Visitation by A.F. and financial support for the children continued until an “altercation during a visitation exchange” in April 2013, after which K.H. has not allowed further visitation, resulting in A.F. filing this petition.

Referee Richardson-Mendelson found that the Alison D. decision, never overruled or modified by the Court of Appeals and subsequently followed by all four departments of the Appellate Division, had to control this case in terms of A.F.’s legal claim under the Domestic Relations Law.  One who would be declared a “legal stranger” to the child in 1991 remains a legal stranger today, as far as that statute is concerned, because the legislature never heeded the court’s suggestion that it address the issue of non-traditional families.  Second-parent adoption is legal in New York, as is step-parent adoption, but these parties never took those steps and did not marry in 2011 when New York enacted marriage equality.

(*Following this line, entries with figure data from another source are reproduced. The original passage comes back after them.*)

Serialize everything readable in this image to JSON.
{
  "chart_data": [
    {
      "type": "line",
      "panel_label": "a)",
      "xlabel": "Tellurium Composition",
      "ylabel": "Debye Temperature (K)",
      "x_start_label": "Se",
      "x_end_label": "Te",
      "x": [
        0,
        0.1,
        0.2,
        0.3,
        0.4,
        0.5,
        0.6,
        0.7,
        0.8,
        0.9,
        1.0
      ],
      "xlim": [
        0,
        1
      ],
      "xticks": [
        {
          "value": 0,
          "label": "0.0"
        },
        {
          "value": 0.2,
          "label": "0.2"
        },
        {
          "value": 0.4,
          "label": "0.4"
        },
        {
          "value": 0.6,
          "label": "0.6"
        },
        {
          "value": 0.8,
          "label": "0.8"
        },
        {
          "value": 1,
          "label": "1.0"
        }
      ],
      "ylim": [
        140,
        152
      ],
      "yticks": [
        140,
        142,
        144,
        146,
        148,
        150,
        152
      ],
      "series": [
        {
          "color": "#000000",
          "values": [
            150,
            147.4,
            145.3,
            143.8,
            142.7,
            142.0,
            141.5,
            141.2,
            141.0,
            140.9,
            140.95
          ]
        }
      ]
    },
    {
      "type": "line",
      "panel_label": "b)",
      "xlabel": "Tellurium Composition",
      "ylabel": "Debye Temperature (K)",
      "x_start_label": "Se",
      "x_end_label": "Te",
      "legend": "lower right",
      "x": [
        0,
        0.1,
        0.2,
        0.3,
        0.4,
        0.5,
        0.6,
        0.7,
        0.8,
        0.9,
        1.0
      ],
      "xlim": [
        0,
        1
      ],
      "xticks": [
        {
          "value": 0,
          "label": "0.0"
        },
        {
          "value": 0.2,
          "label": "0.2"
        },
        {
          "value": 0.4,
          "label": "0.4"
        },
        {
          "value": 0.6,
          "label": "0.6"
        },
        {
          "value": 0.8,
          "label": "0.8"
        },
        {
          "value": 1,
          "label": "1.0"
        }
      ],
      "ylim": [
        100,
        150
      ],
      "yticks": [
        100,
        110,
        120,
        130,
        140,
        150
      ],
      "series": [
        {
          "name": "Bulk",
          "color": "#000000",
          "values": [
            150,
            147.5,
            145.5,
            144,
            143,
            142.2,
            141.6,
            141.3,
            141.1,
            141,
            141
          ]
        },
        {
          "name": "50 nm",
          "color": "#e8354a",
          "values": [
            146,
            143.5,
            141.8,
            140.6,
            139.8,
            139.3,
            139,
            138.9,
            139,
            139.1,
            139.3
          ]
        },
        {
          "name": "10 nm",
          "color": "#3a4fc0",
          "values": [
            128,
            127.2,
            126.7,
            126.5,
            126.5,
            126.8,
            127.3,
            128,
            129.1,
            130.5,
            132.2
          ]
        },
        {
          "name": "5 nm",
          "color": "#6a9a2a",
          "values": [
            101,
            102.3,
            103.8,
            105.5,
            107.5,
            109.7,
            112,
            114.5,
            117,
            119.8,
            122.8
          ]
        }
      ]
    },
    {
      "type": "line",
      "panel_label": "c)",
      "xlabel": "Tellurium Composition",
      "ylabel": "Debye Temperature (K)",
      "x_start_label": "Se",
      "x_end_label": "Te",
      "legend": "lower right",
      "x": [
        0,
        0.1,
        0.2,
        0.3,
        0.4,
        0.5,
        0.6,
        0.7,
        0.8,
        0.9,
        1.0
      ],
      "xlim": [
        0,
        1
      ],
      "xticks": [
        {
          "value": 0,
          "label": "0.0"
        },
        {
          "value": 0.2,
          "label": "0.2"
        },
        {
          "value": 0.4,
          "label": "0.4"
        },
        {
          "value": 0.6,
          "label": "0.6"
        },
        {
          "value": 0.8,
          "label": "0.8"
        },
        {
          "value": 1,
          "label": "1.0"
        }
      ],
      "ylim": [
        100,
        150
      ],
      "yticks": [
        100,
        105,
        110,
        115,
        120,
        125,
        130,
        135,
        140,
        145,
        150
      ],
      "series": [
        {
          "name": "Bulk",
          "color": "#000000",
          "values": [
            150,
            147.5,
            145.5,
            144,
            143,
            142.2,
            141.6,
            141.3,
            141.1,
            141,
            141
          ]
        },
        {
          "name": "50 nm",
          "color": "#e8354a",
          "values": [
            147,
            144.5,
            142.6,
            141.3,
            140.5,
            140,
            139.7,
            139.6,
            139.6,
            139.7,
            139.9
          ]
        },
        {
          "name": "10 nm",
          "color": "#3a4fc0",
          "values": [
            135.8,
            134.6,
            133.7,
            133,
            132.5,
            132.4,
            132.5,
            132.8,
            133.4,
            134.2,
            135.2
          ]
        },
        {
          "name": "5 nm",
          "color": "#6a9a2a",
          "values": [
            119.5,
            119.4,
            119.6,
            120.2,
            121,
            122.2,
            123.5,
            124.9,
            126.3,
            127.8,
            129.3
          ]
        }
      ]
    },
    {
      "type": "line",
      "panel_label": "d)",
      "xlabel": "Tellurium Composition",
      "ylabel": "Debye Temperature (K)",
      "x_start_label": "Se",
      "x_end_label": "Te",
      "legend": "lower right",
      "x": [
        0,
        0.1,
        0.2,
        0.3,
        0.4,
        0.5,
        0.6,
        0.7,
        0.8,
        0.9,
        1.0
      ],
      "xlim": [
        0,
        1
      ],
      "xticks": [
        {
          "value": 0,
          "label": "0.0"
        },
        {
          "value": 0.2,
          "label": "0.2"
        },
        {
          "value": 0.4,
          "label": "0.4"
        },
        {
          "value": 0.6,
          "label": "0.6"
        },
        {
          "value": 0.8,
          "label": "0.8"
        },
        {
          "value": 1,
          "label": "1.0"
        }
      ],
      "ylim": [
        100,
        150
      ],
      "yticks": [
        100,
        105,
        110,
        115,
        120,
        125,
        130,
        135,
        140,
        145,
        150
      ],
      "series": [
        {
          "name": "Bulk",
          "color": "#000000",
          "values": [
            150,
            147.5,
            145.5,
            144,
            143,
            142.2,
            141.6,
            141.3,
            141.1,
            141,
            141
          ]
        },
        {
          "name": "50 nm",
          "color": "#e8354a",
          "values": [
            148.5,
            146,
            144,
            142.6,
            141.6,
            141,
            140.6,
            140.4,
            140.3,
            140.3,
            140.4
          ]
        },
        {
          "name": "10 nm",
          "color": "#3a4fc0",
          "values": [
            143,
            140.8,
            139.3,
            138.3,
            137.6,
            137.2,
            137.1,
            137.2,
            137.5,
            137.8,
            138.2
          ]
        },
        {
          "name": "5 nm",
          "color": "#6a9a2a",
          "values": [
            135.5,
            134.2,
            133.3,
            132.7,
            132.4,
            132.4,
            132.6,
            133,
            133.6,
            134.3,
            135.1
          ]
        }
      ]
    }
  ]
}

Any local domestic partnership registration would presumably not change this, since custody and visitation are matters of state law, which may explain why the court does not explicitly factor that into its analysis.

Failing on a legal claim under the custody statute, A.F. also advanced equitable arguments.  First, she contended that the court should use the doctrine of equitable estoppel to hold that K.H. could not legally deny A.F.’s parental status because she had, in fact, treated A.F. as a parent of the child for several years, fostering the relationship of A.F. with the children and allowing visitation to continue for almost two years after the women’s relationship had ended.  But the Court of Appeals had directly rejected such an argument in the Alison D. case, so the court found that A.F. was precluded from making it.

Finally, A.F. argued judicial estoppel, a doctrine that prevents a party from taking diametrically opposite positions in legal proceedings.  A.F. pointed out that K.H. had filed a support petition in which she alleged that A.F. was a parent of the children, but now was arguing that she was not a parent.  A.F. contended that K.H. should not be able to assert these opposite positions.  But the court rejected this argument as well, pointing out that K.H. had withdrawn her support position longer before A.F. filed the custody and visitation petition.  The court also pointed out that this doctrine normally applies when a party’s assertion of the first petition had resulted in a legal judgment in her favor, that judgment then providing the basis to block her from taking the opposite position in a later proceeding.  In this case, however, K.H. withdrew her petition before any finding on A.F.’s parental status had been made and before any support order had been issued.

Thus, it made no matter to the court that New York is now a marriage equality jurisdiction.  Marriage equality provides equal marital rights, but it does not change the legal position of unmarried partners toward each other or their children.  Unless the New York legislature changes the rules, the legal invisibility of unmarried same-sex couples raising children will continue.